A Product Grouping Service

What is an E-Commerce Marketplace?

As opposed to traditional e-commerce websites, marketplaces are sites that allow you to buy products from 3rd party merchants in addition to or instead of products sold directly by the site itself. Jet follows this model, selling its own products as well as products from many other merchants. So do Amazon, Walmart, and eBay among many others.

How do Marketplaces Work?

From a catalog perspective, traditional e-commerce sites are relatively simple. They maintain a list of relatively static products with a single source of pricing, product data, shipping rules, and inventory. Marketplaces are much more complex. Product information is often aggregated from different merchants and multiple merchants may sell the same products or variations of the same “master product.” A master product is an item that varies on a particular attribute or attributes.
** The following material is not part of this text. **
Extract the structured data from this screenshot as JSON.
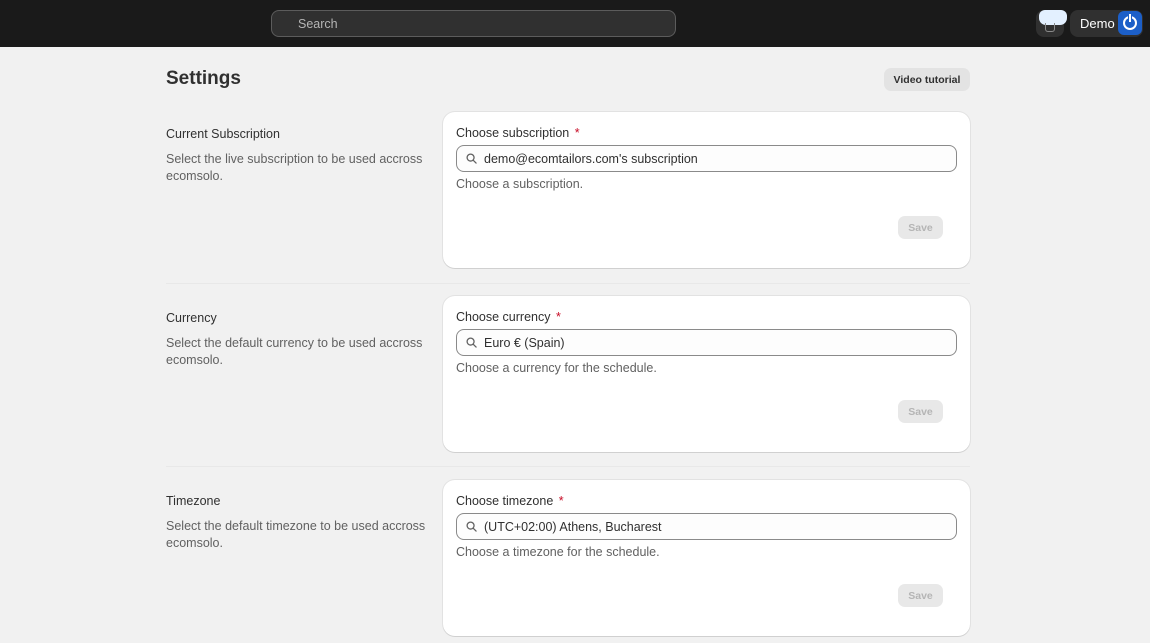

For instance, clothing usually varies on color and size. It is the job of the grouping service to identify and match variant products that are children of the same master product. When merchants sell the same product, the marketplace has to decide which merchant(s) to allow to sell a product to the customer and must keep track of inventory, pricing, shipping, and product information from multiple sources.

What is a Grouping Service and Why do We Need One?

As data sources flow into a marketplace, they are ingested, matched, and categorized into products: entities which contain all the information about a given item. Many merchants call these SKUs and it is usually necessary to store this SKU data in a “staging” area until the information for a given SKU in a completed state. Once a sufficient amount of data is aggregated for a given SKU, it can be promoted into the catalog and sold to users. However, these entities are not the complete (master) products you see on an e-commerce site like Jet’s. Rather, these are variants of products. So for example, if we sell a shirt on Jet then one of these SKUs would represent a small green variant of this particular shirt, or a large red one.

But for many of the products on an e-commerce site, the ideal user experience is for all of these variants to be grouped together into a “master product” so that they can be represented by a single tile in the search results:

product array

And a single product detail page with drop down boxes or other user interface widgets which allow customers to chose between the variants:

sizes

The above shows three different SKUs grouped together to create the proper user experience. In this context, a grouping service analyzes the data provided to a marketplace from each of the data sources and uses this along with manual intervention to match and group variant SKUs into groups representing master products. This operation is somewhat tricky and complex (and very interesting) and today we’re going to show one possible implementation to you!

What Operations Does a Grouping Service Perform?

Grouping SKUs

Grouping SKUs can be initiated manually via commands from users or can result from deleting or merging groups or as a result of changes to a SKU (or the addition of a new SKU to the catalog). Before SKUs are grouped, their attribute types, attribute values, identifiers, brand, and root categorization are evaluated, matched, and validated against potential groups. This evaluation may also result in new groups being created, SKUs being removed from old groups, or groups being merged.

Merging Groups

Sometimes multiple groups are created for a set of SKUs that should all be grouped together. There are several scenarios under which this can happen:

  1. When the identifiers for one group of SKUs doesn’t overlap with another group of SKUs, even though they all represent variants of the same product
  2. When the data for one SKU or group of SKUs is initially wrong and is then updated to match another group of SKUs

These situations result from missing or incorrect information provided from our data sources. The problems are rectified when additional or corrected information is provided or when manual intervention occurs.

Handling SKU Updates

Changes to SKUs are monitored and evaluated by the grouping service as they occur. Changes that are irrelevant to grouping are ignored but modifications or additions to a SKUs identifiers, attributes, brands, or categorization are evaluated. Attribute, brand, and categorization changes may result in a SKU joining or being kicked out of a group. Changes to identifiers may result in groups being merged or ungrouped SKUs joining groups.

Deleting Groups

Group deletions occur either in response to manual commands or automatically when there are no longer any SKUs in a group. Any SKUs remaining in the group when it is deleted will automatically be regrouped, if possible.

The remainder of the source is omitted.